The air smells like thunder and wet stone. The ceiling arches higher than sight, veins of luminous crystal threading through the bone. My pack is scattered, their forms dim and uncertain—each one flickering slightly, as though half of them exist elsewhere.

Kael'thir kneels by a pool of mercury-colored water. "The Husk remembers," he whispers. "It remembers what it made and what it lost."

When I kneel beside him, I see my reflection in the water—only it's not me. It's a version of me older, scarred, eyes like cold suns. The reflection smiles first.

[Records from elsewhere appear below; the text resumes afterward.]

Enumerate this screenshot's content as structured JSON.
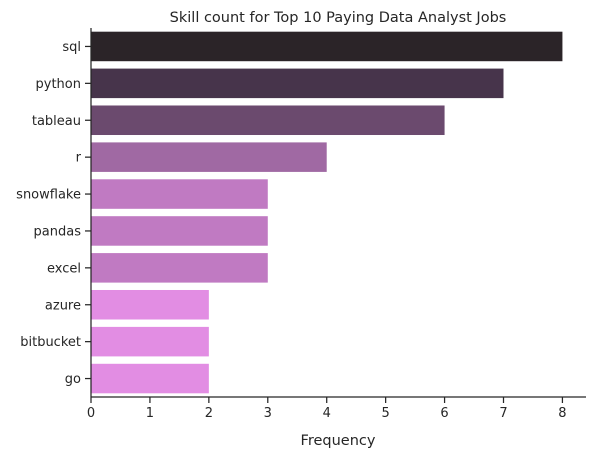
{
  "chart_data": {
    "type": "bar",
    "orientation": "horizontal",
    "title": "Skill count for Top 10 Paying Data Analyst Jobs",
    "xlabel": "Frequency",
    "ylabel": "",
    "categories": [
      "sql",
      "python",
      "tableau",
      "r",
      "snowflake",
      "pandas",
      "excel",
      "azure",
      "bitbucket",
      "go"
    ],
    "values": [
      8,
      7,
      6,
      4,
      3,
      3,
      3,
      2,
      2,
      2
    ],
    "colors": [
      "#2b2428",
      "#47344b",
      "#6b4a6e",
      "#a069a3",
      "#c07ac2",
      "#c07ac2",
      "#c07ac2",
      "#e28de3",
      "#e28de3",
      "#e28de3"
    ],
    "xlim": [
      0,
      8.4
    ],
    "xticks": [
      0,
      1,
      2,
      3,
      4,
      5,
      6,
      7,
      8
    ],
    "grid": false,
    "legend": "none"
  }
}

> [System echo: user—future iteration recognized.]

[Do you wish to merge?]

I reach toward the surface.

The reflection reaches back.

Then everything goes black.

---

When light returns, I am standing in a field of shattered stars. The Husk's ribs are gone; the plains are gone. Only me, the System's voice—a stuttering godling—and the faint howl of my wolves in the distance.

> [Sync achieved.]

[Identity: unstable. Self overlap—73%.]

[Welcome back, Lira. Or what's left of you.]

I fall to my knees. The world smells like memory burning.

Above me, the horizon shivers—something immense and sleeping turns over in its grave of glass.

Kael'thir's voice drifts to me, half-whisper, half-prayer.

"You've touched the mind of the dead god, wolf. The question now is—will you wake it, or will it wake you?"